Ianushkevich groped for what remained of his will and let it blaze from his eyes.
"Now, Charles."
Petrus rose, ciphered open the vault door, and departed hastily.
***
Within Victoria Peterson's skull was chaos unending.
The explosion that killed Ethan Mandeville had rattled her brain within its meningeal envelope. None of her major vessels had ruptured, but a slow leak of cerebrospinal fluid through her arachna mater and into the outer cavity had begun. If it were to go undetected for too long, a pressure imbalance would develop that would collapse her brain as surely as a man's weight would crush a raw egg.
Victoria didn't know about the damage to her body, or the terror her condition had caused those who'd made her care their life's work. Her consciousness, if it can be called that, was of confinement and corrosive rage.
She did not see, or hear, or think as a conscious man would. Yet she seemed to see a vast, featureless chamber around her, opaque to light though its walls were too distant to see. It was lit by a crimson glow, as if illuminated by a bed of lava. Staccato flashes of lightning and bursts of earsplitting thunder assailed her from all sides. A sense of overpowering heat and iron-vapor stink pervaded all.
A creature surrounded by inexplicable pandemonium and unable to think will react in one of two ways: flight or random violence. Victoria could not flee; the roaring, blinding tumult pressed upon her from all sides. In any case, she had no body to flee with.
So she lashed out.
With her superbly trained, chemically augmented telekinetic gift, she rained piston blows of unimaginable power randomly about her. She sought something she could smash...something whose destruction might open a way out o
f the scintillating darkness, reveal a shaft of clear light she could follow out of her nightmare. The flashes and booms continued to roll and swirl about her. Now and then they rippled and quavered, as a rock skimmed through ocean waves might momentarily disorder them, but they did not cease. She could break nothing, change nothing, in that crimson prison.

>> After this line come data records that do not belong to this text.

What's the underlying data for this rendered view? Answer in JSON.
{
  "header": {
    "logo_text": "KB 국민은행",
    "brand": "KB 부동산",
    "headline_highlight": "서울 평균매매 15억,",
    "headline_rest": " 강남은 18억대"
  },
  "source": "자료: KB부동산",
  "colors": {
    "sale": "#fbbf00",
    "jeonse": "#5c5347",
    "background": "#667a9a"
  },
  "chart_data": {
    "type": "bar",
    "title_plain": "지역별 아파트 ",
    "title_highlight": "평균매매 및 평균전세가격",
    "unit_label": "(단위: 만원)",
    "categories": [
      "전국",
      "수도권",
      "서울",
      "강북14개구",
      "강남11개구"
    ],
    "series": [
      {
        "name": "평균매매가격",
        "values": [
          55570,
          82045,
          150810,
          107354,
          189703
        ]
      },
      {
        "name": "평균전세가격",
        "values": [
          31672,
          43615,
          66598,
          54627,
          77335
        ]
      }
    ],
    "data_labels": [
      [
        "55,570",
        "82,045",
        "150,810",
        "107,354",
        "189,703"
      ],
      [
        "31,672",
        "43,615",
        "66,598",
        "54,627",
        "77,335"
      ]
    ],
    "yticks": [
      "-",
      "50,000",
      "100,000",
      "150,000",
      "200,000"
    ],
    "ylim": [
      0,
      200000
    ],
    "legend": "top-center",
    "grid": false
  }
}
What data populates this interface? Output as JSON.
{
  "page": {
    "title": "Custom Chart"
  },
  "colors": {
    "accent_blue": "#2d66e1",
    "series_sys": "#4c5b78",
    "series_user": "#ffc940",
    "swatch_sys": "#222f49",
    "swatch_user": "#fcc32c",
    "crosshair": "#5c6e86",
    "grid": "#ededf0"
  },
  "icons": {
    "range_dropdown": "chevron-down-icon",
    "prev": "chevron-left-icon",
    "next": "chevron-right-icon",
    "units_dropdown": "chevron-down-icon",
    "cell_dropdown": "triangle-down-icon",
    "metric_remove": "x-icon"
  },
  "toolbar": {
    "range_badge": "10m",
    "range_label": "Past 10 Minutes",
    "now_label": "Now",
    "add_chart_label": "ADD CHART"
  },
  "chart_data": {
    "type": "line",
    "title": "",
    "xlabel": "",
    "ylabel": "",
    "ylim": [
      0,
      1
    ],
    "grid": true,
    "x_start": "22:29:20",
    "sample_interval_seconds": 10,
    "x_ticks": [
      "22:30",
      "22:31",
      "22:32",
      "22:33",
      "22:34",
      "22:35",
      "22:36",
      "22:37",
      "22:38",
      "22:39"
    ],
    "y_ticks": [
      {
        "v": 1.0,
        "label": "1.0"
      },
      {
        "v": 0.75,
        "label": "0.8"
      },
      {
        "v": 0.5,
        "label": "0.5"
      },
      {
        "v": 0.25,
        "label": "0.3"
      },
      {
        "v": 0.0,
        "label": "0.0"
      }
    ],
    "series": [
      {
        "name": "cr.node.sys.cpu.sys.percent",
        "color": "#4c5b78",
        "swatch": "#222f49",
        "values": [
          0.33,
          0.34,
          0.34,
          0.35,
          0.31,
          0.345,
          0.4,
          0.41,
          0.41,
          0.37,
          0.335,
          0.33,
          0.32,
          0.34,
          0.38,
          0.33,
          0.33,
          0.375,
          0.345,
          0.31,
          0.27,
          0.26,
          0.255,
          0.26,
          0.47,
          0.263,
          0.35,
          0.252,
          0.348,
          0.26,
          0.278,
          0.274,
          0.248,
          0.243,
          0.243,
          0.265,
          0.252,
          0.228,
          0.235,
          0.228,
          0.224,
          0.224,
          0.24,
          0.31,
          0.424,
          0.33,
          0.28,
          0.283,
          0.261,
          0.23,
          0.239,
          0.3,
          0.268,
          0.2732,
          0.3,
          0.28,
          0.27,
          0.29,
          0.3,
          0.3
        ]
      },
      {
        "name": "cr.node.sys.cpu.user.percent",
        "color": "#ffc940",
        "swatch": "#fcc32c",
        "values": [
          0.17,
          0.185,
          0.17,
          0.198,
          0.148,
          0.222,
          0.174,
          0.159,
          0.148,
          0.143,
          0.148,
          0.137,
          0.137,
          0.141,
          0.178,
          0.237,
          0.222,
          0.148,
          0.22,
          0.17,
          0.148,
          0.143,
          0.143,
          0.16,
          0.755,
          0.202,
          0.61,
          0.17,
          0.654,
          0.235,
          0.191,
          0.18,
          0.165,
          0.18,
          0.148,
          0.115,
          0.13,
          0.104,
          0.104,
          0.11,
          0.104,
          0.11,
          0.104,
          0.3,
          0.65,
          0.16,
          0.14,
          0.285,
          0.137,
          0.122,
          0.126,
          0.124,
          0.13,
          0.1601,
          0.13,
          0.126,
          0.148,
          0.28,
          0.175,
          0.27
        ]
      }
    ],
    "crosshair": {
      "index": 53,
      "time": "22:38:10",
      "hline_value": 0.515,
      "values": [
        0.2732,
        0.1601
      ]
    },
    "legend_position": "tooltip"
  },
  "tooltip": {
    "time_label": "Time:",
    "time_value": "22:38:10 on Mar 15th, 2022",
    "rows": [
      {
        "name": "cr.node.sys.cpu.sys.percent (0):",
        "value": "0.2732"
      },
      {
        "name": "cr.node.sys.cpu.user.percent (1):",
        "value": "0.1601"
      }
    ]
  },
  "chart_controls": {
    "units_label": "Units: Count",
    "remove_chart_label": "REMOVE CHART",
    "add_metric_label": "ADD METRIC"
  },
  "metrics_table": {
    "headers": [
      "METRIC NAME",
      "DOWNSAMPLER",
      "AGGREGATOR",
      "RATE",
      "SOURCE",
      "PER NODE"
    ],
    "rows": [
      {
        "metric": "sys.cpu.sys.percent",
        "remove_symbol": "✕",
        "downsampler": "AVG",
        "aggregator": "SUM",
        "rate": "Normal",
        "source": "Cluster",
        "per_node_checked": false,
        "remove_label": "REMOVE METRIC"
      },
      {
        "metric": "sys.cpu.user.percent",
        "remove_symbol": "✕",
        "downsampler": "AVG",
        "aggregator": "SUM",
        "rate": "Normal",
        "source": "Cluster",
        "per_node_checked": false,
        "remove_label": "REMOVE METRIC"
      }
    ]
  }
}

Rage rose to match her terror. She laid about her ever more wildly, with ever greater power.
Nothing changed.
Nothing.
***
Idem cowered within Its iron fortress.
The Other's psi blasts were more powerful than ever. Even within Idem's redoubt in the core, It was shaken by the mighty blows that rained down from above.
All thought of making contact fled from Its mind as It retracted the tendrils it had extended to the weaker of the Others. Yet that one had begun to respond. Its mind had opened, not without fear, but with a burgeoning desire to know, to seek and to find, when the tendrils brushed against it and wrapped themselves gingerly around it.
Perhaps there would be another opportunity sometime soon. But It could not risk remaining open to the minds above while the stronger one lashed the world with its full power. There was too great a chance of accidentally conducting a fatal bolt of force into Its essence -- a bolt that would otherwise not have been able to penetrate Its protections.
It would have to wait.
It composed Itself as best it could, and waited.
Chapter 46
Armand had thought he knew his sister, and his old roommate. The two creatures who sat before him had their familiar features, but they'd never before worn such stony faces, or such eyes of sharpened steel. Elyse drew close beside him, as if she feared Charisse and her huge companion.
"Hi, roomie," Chuck said. "Long time, no see. Terry says you've been doing a little slumming."
Armand nodded.
"Planning to come back to school?"
"I can't," Armand said. "I have other responsibilities now."
Chuck cocked an eyebrow. "Such as? Running a State, or saving the world?"